Entre las 29 toneladas de material de alta tecnología que cientos de ingenieros habían puesto en la nave espacial, a nadie se le había ocurrido adosar a la puerta del módulo un picaporte que podían haber comprado en una chatarrería. Gracias a Dios, en la Luna no hay corrientes de aire, puesto que no hay aire, pero la mera posibilidad de que se hubiera cerrado la puerta con los dos astronautas por la parte de fuera produce una mezcla de escalofrío y risa tonta que es difícil de parar.
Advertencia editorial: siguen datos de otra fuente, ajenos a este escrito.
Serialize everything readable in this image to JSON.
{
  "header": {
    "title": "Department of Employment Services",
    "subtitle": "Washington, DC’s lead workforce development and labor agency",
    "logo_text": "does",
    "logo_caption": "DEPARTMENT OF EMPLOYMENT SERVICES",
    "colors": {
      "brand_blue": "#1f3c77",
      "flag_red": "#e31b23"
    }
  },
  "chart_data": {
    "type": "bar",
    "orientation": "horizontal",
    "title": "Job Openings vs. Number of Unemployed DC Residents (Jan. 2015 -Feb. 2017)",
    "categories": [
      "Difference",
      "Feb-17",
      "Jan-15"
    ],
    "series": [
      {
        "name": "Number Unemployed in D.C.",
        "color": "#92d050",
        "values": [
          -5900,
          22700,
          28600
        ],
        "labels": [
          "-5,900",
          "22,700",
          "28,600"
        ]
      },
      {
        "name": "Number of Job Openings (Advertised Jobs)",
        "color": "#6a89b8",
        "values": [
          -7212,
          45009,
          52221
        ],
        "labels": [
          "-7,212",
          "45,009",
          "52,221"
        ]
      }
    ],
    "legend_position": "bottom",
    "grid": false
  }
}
Y esa es una eventualidad que no se le ocurrió a Kepler en su viaje mental. La crisis del picaporte ilustra bien la diferencia de textura narrativa que ofrecen los viajes reales y los imaginarios. Kepler publicó el suyo en la primera novela de ciencia ficción de la historia, Somnium (El sueño, o El sueño de la Luna en algunas versiones). Salió en 1634, con Kepler ya muerto y editada por su hijo, pero la historia se gestó, precisamente, a partir del asombro que Wackenfels había sentido al oír hablar a Kepler de las montañas de la Luna. Los dos asesores del emperador Rodolfo, el religioso y el matemático, se enzarzaron en una serie interminable de conversaciones nocturnas sobre la posibilidad de viajar a la Luna, sobre el descubrimiento de otros mundos y la naturaleza de sus habitantes. Y fue el religioso quien convenció al científico de que escribiera su novela.
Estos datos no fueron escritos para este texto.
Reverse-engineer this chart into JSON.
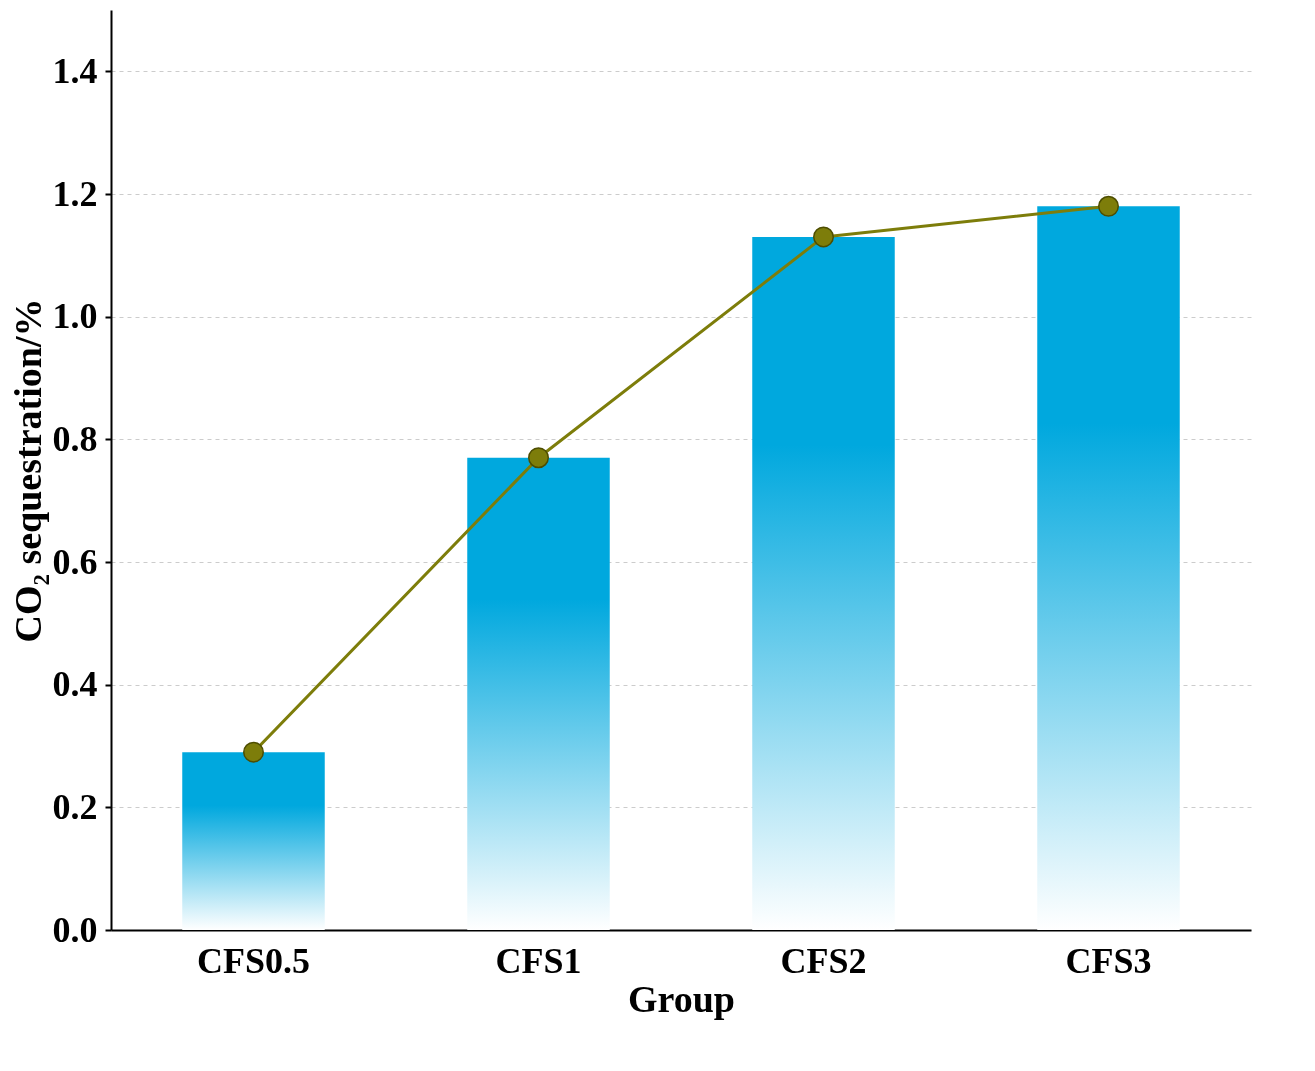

Cincuenta años después de que El sueño de la Luna pasara a la estantería de no-ficción, cabe preguntarse en qué cambió el Apolo 11 nuestra cultura y nuestra concepción del mundo. Un primer efecto, paradójicamente, fue desincentivar la carrera espacial. Una vez que Estados Unidos había clavado su bandera en el Mar de la Tranquilidad —o la “Base de la Tranquilidad”, como dijo Armstrong desde allí en su célebre lapsus—, no sólo los soviéticos perdieron interés en llegar allí, sino que también lo perdieron los propios norteamericanos. Tras Armstrong y Aldrin, otros diez astronautas estadounidenses pisaron suelo lunar, pero esas misiones ya ni abrían los telediarios. La gente, y en particular los congresistas que financiaban a la NASA, se habían empezado a aburrir de todo eso. El programa fue suspendido, y la Luna solo está empezando en estos años a aflorar de nuevo en los sueños de los científicos y los discursos de los políticos.
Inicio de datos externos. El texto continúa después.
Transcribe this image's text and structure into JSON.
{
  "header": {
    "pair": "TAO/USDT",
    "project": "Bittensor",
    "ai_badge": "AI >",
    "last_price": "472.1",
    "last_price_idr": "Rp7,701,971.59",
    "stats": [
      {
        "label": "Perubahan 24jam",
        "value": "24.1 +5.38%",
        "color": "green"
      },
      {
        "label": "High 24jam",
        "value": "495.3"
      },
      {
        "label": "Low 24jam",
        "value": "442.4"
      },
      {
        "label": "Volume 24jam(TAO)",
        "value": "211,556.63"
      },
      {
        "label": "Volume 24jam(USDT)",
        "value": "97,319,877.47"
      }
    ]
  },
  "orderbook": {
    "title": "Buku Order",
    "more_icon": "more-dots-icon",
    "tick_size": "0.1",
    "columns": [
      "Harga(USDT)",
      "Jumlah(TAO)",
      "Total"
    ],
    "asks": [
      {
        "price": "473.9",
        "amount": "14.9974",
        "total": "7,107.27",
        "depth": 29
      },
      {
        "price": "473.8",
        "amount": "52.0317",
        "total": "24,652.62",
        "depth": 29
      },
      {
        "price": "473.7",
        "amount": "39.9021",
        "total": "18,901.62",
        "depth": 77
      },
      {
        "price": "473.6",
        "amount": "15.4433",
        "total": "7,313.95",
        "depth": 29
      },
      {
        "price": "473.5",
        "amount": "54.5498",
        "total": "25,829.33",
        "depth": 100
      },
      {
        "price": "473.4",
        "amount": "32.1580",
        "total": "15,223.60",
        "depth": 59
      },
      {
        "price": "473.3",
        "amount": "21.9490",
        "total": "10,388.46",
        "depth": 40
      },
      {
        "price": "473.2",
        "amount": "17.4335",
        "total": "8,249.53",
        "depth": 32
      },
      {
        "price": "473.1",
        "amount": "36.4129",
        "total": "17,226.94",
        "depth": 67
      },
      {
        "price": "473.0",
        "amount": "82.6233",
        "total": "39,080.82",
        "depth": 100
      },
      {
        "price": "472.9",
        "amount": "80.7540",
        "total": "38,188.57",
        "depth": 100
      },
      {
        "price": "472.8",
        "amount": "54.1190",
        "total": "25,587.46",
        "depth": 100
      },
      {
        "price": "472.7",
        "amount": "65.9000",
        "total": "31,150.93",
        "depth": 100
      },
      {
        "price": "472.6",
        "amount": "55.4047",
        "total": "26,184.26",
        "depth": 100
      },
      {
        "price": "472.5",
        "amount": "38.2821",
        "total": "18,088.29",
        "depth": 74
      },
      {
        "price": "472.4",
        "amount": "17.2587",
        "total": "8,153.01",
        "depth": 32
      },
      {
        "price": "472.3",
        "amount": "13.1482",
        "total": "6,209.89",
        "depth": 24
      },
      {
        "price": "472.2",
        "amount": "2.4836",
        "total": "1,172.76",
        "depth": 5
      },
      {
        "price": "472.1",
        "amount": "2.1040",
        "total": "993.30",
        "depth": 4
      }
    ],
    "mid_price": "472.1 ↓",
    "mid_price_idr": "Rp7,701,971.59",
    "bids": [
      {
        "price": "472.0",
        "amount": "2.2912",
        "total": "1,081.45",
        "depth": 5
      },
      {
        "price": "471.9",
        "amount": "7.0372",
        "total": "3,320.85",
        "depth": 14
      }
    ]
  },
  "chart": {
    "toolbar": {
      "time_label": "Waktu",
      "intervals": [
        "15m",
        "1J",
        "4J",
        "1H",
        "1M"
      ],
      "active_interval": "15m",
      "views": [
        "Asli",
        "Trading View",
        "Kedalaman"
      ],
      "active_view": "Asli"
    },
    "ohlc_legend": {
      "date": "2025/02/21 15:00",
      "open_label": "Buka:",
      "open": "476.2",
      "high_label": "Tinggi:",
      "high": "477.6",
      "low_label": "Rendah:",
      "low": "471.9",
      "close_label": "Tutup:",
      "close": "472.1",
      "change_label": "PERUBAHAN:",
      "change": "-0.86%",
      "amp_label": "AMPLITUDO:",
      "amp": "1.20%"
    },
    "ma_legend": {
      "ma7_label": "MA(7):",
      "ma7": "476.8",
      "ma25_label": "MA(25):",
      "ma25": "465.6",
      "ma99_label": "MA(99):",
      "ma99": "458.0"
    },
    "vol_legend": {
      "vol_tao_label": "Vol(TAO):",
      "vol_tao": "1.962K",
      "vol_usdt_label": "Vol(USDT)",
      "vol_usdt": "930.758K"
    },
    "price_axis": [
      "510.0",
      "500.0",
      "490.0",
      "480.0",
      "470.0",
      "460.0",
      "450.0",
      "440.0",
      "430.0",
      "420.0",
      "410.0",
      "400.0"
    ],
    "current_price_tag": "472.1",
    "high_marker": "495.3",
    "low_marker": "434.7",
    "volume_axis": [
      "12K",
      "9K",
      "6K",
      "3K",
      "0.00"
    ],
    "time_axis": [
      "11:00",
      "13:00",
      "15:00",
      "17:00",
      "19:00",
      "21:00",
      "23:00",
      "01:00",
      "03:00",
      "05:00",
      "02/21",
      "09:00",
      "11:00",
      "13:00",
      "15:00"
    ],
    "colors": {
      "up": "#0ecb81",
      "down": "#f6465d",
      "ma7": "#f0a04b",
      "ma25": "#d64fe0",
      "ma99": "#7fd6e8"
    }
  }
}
Las consecuencias científicas y tecnológicas de las misiones Apolo han sido grandes -del conocimiento de la geología lunar al GPS- y otros artículos de este diario han dado buena cuenta de ellos. ¿Y los efectos culturales? ¿Ha perdido magia la Luna desde que Armstrong plantó la bota en su suelo? Hay un sentido en que sí: muchos intelectuales y activistas empezaron de inmediato a hacer frases del tipo “¿sabemos poner un hombre en la Luna y somos incapaces de arreglar esto o aquello en nuestro planeta?”, “si gastáramos todo ese dinero en paliar las desigualdades en casa…” y “Objetivo: la Tierra”. Esta discusión sigue hasta hoy y merece la pena seguirla. Sobre cómo asignar mejor unos presupuestos siempre escasos, nadie está en posesión de la verdad absoluta.
La novela de Kepler, en el fondo, acabó mucho peor que todo esto. Como los protagonistas eran el propio Kepler y su madre, y como esta última se revelaba en el relato como una especie de bruja —un recurso de guion necesario para hacer llegar la nave a la Luna con la pobre tecnología de la época—, Katharine Kepler fue acusada de brujería y condenada en 1620. Su hijo logró salvarla de la hoguera, pero solo para verla morir al poco de abandonar la cárcel. Fue la primera víctima del sueño de la Luna. Vendrán más. Está en nuestra naturaleza.